While working on an app built on NodeJS, I was faced with a problem where users would be redirected to the homepage after successful login even though they had requested a different URL, contained in the mail they would receive.
The solution was obvious but trivial given the size of the app itself. Changing routes for the login process was not a solution since almost the ful lapp was depenedent on these routes.
After a disappointing search on Google, I racked my brains for a few hours before I finally had a working solution and it got the job done perfectly without changing any siginificant part of the app.
We are using the Passport library for Node to implement oAuth login. Passport lets you define your own custom oAuth login process which is what we are doing.
This what a typical route looks like in the app that requires authentication to view:
app.get('/api/comments', auth.requiresLogin, comment.list);
The ‘auth.requiresLogin’ is what checks if the user is logged in. If not, the user is redirected to the login page.

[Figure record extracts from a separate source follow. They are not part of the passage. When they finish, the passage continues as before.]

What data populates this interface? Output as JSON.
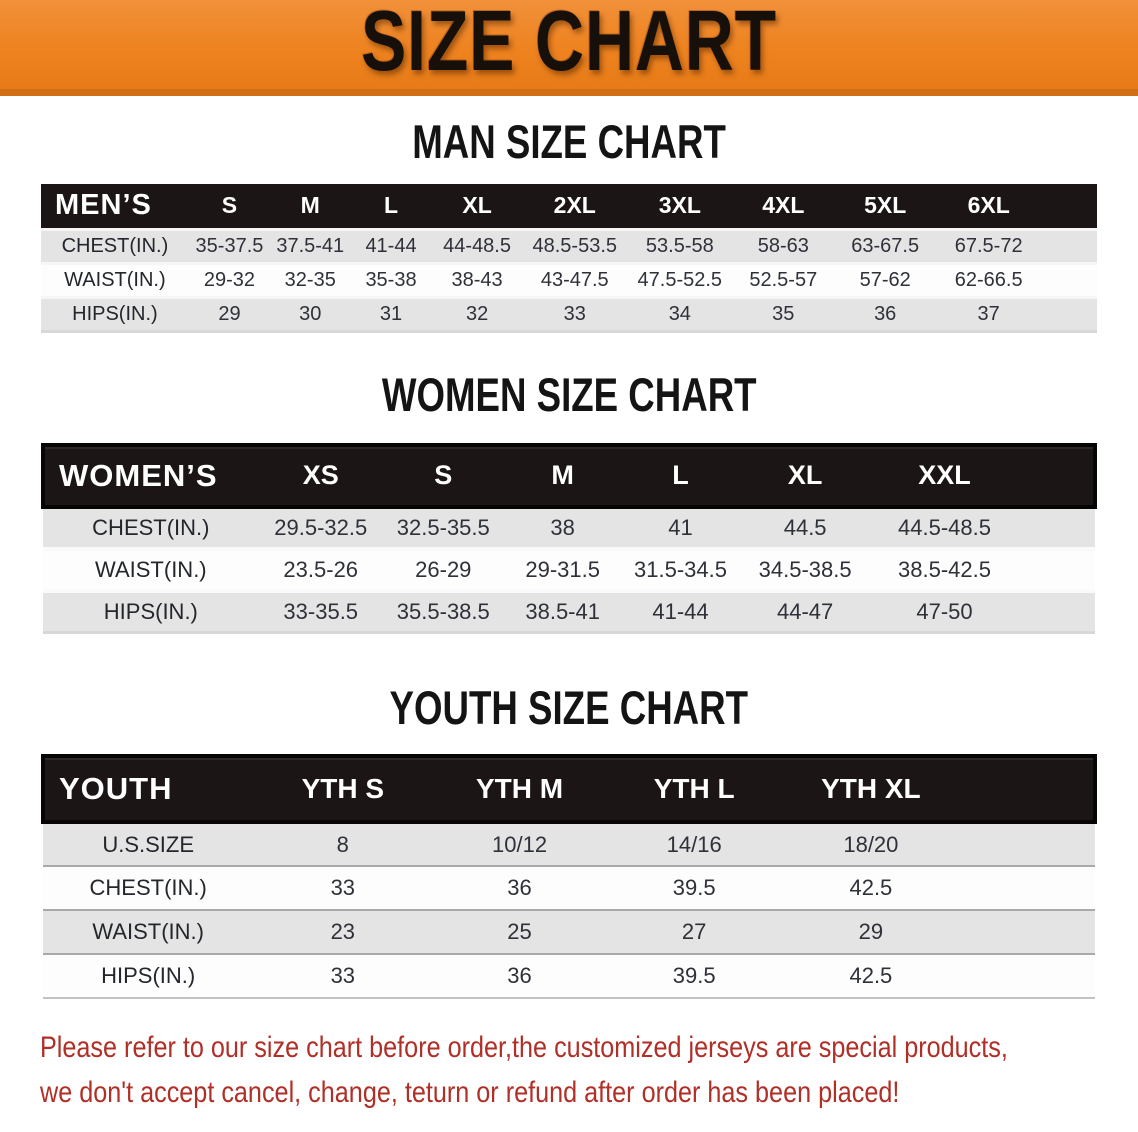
{
  "banner": {
    "title": "SIZE CHART"
  },
  "colors": {
    "banner_orange": "#EE8320",
    "banner_orange_light": "#F1913A",
    "banner_orange_dark": "#D06F15",
    "header_black": "#1B1615",
    "row_gray": "#E4E4E5",
    "note_red": "#B02F27"
  },
  "sections": [
    {
      "id": "men",
      "title": "MAN SIZE CHART",
      "header_label": "MEN’S",
      "columns": [
        "S",
        "M",
        "L",
        "XL",
        "2XL",
        "3XL",
        "4XL",
        "5XL",
        "6XL"
      ],
      "rows": [
        {
          "label": "CHEST(IN.)",
          "values": [
            "35-37.5",
            "37.5-41",
            "41-44",
            "44-48.5",
            "48.5-53.5",
            "53.5-58",
            "58-63",
            "63-67.5",
            "67.5-72"
          ]
        },
        {
          "label": "WAIST(IN.)",
          "values": [
            "29-32",
            "32-35",
            "35-38",
            "38-43",
            "43-47.5",
            "47.5-52.5",
            "52.5-57",
            "57-62",
            "62-66.5"
          ]
        },
        {
          "label": "HIPS(IN.)",
          "values": [
            "29",
            "30",
            "31",
            "32",
            "33",
            "34",
            "35",
            "36",
            "37"
          ]
        }
      ]
    },
    {
      "id": "women",
      "title": "WOMEN SIZE CHART",
      "header_label": "WOMEN’S",
      "columns": [
        "XS",
        "S",
        "M",
        "L",
        "XL",
        "XXL"
      ],
      "rows": [
        {
          "label": "CHEST(IN.)",
          "values": [
            "29.5-32.5",
            "32.5-35.5",
            "38",
            "41",
            "44.5",
            "44.5-48.5"
          ]
        },
        {
          "label": "WAIST(IN.)",
          "values": [
            "23.5-26",
            "26-29",
            "29-31.5",
            "31.5-34.5",
            "34.5-38.5",
            "38.5-42.5"
          ]
        },
        {
          "label": "HIPS(IN.)",
          "values": [
            "33-35.5",
            "35.5-38.5",
            "38.5-41",
            "41-44",
            "44-47",
            "47-50"
          ]
        }
      ]
    },
    {
      "id": "youth",
      "title": "YOUTH SIZE CHART",
      "header_label": "YOUTH",
      "columns": [
        "YTH S",
        "YTH M",
        "YTH L",
        "YTH XL"
      ],
      "rows": [
        {
          "label": "U.S.SIZE",
          "values": [
            "8",
            "10/12",
            "14/16",
            "18/20"
          ]
        },
        {
          "label": "CHEST(IN.)",
          "values": [
            "33",
            "36",
            "39.5",
            "42.5"
          ]
        },
        {
          "label": "WAIST(IN.)",
          "values": [
            "23",
            "25",
            "27",
            "29"
          ]
        },
        {
          "label": "HIPS(IN.)",
          "values": [
            "33",
            "36",
            "39.5",
            "42.5"
          ]
        }
      ]
    }
  ],
  "footer": {
    "line1": "Please refer to our size chart before order,the customized jerseys are special products,",
    "line2": "we don't accept cancel, change, teturn or refund after order has been placed!"
  }
}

exports.requiresLogin = function (req, res, next) {
if (!req.isAuthenticated() || !req.isAuthenticated) {
if (req.session) {
req.session.redirectUrl = req.headers.referer || req.originalUrl || req.url;
}
next('Not logged in');
} else {
next();
}
};
The first line is self-explanatory. The second line
if (!req.isAuthenticated() || !req.isAuthenticated)

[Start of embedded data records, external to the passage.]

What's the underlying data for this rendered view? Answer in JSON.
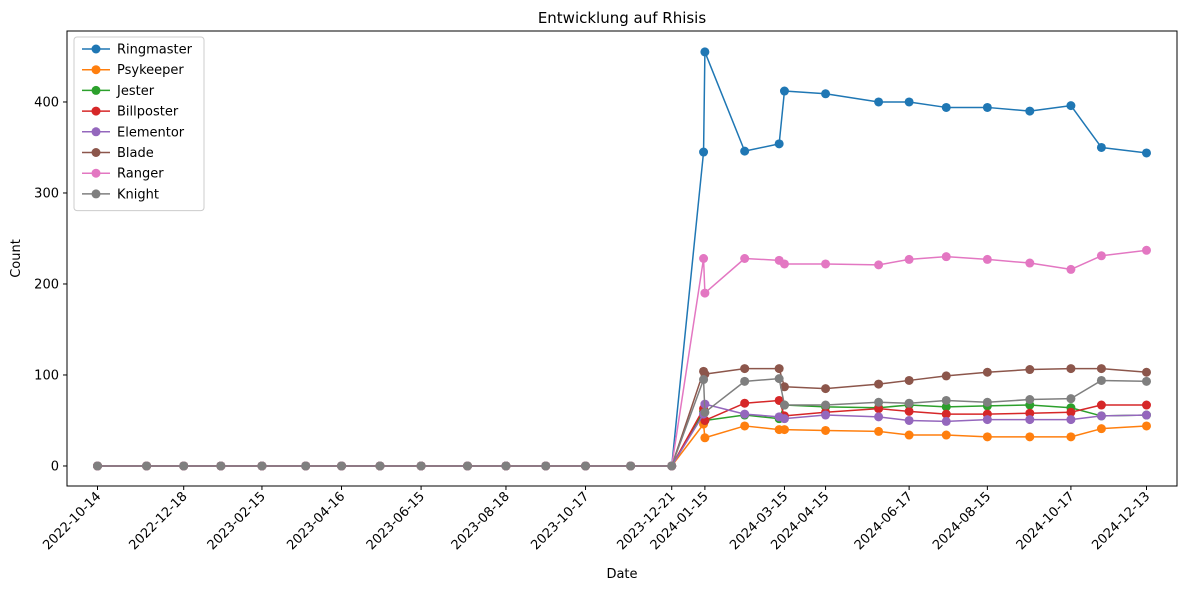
{
  "chart_data": {
    "type": "line",
    "title": "Entwicklung auf Rhisis",
    "xlabel": "Date",
    "ylabel": "Count",
    "x_tick_labels": [
      "2022-10-14",
      "2022-12-18",
      "2023-02-15",
      "2023-04-16",
      "2023-06-15",
      "2023-08-18",
      "2023-10-17",
      "2023-12-21",
      "2024-01-15",
      "2024-03-15",
      "2024-04-15",
      "2024-06-17",
      "2024-08-15",
      "2024-10-17",
      "2024-12-13"
    ],
    "y_ticks": [
      0,
      100,
      200,
      300,
      400
    ],
    "ylim": [
      -22,
      478
    ],
    "xlim": [
      "2022-09-21",
      "2025-01-05"
    ],
    "legend_position": "top-left",
    "grid": false,
    "x": [
      "2022-10-14",
      "2022-11-20",
      "2022-12-18",
      "2023-01-15",
      "2023-02-15",
      "2023-03-20",
      "2023-04-16",
      "2023-05-15",
      "2023-06-15",
      "2023-07-20",
      "2023-08-18",
      "2023-09-17",
      "2023-10-17",
      "2023-11-20",
      "2023-12-21",
      "2024-01-14",
      "2024-01-15",
      "2024-02-14",
      "2024-03-11",
      "2024-03-15",
      "2024-04-15",
      "2024-05-25",
      "2024-06-17",
      "2024-07-15",
      "2024-08-15",
      "2024-09-16",
      "2024-10-17",
      "2024-11-09",
      "2024-12-13"
    ],
    "series": [
      {
        "name": "Ringmaster",
        "color": "#1f77b4",
        "values": [
          0,
          0,
          0,
          0,
          0,
          0,
          0,
          0,
          0,
          0,
          0,
          0,
          0,
          0,
          0,
          345,
          455,
          346,
          354,
          412,
          409,
          400,
          400,
          394,
          394,
          390,
          396,
          350,
          344
        ]
      },
      {
        "name": "Psykeeper",
        "color": "#ff7f0e",
        "values": [
          0,
          0,
          0,
          0,
          0,
          0,
          0,
          0,
          0,
          0,
          0,
          0,
          0,
          0,
          0,
          46,
          31,
          44,
          40,
          40,
          39,
          38,
          34,
          34,
          32,
          32,
          32,
          41,
          44
        ]
      },
      {
        "name": "Jester",
        "color": "#2ca02c",
        "values": [
          0,
          0,
          0,
          0,
          0,
          0,
          0,
          0,
          0,
          0,
          0,
          0,
          0,
          0,
          0,
          60,
          50,
          56,
          52,
          67,
          65,
          64,
          67,
          65,
          66,
          67,
          64,
          55,
          56
        ]
      },
      {
        "name": "Billposter",
        "color": "#d62728",
        "values": [
          0,
          0,
          0,
          0,
          0,
          0,
          0,
          0,
          0,
          0,
          0,
          0,
          0,
          0,
          0,
          63,
          50,
          69,
          72,
          55,
          59,
          63,
          60,
          57,
          57,
          58,
          59,
          67,
          67
        ]
      },
      {
        "name": "Elementor",
        "color": "#9467bd",
        "values": [
          0,
          0,
          0,
          0,
          0,
          0,
          0,
          0,
          0,
          0,
          0,
          0,
          0,
          0,
          0,
          57,
          68,
          57,
          54,
          52,
          56,
          54,
          50,
          49,
          51,
          51,
          51,
          55,
          56
        ]
      },
      {
        "name": "Blade",
        "color": "#8c564b",
        "values": [
          0,
          0,
          0,
          0,
          0,
          0,
          0,
          0,
          0,
          0,
          0,
          0,
          0,
          0,
          0,
          104,
          101,
          107,
          107,
          87,
          85,
          90,
          94,
          99,
          103,
          106,
          107,
          107,
          103
        ]
      },
      {
        "name": "Ranger",
        "color": "#e377c2",
        "values": [
          0,
          0,
          0,
          0,
          0,
          0,
          0,
          0,
          0,
          0,
          0,
          0,
          0,
          0,
          0,
          228,
          190,
          228,
          226,
          222,
          222,
          221,
          227,
          230,
          227,
          223,
          216,
          231,
          237
        ]
      },
      {
        "name": "Knight",
        "color": "#7f7f7f",
        "values": [
          0,
          0,
          0,
          0,
          0,
          0,
          0,
          0,
          0,
          0,
          0,
          0,
          0,
          0,
          0,
          95,
          59,
          93,
          96,
          67,
          67,
          70,
          69,
          72,
          70,
          73,
          74,
          94,
          93
        ]
      }
    ]
  }
}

is a built in request parameter by passport which checks if the user is authenticated. Next, if the session exists in the request parameter, we assigned a new property to the session object. It can be any name you want but to keep it straight forward and easy to understand, we give it the name redirectUrl.
We assign the referer URL, or the original requested URL to the newly defined object property. This is the URL that the user requested and we keep it in memory to redirect the user to, after login.
Finally, the route for a successful login might look like this:
app.get('/auth/callback', auth.callback, auth.successLoginRedirect);
var callback = passport.authenticate('myapp', { failureRedirect: '/error' });
var successLoginRedirect = function (req, res) {
User.findById(req.user._id);
var redirectionUrl = req.session.redirectUrl || '/home';
res.redirect(redirectionUrl);
};
And there you have it. The successLoginRedirect function looks up the user based on their ID and finally we use the stored URL in the session object. If the user did not request a URL, we redirect them to the homepage.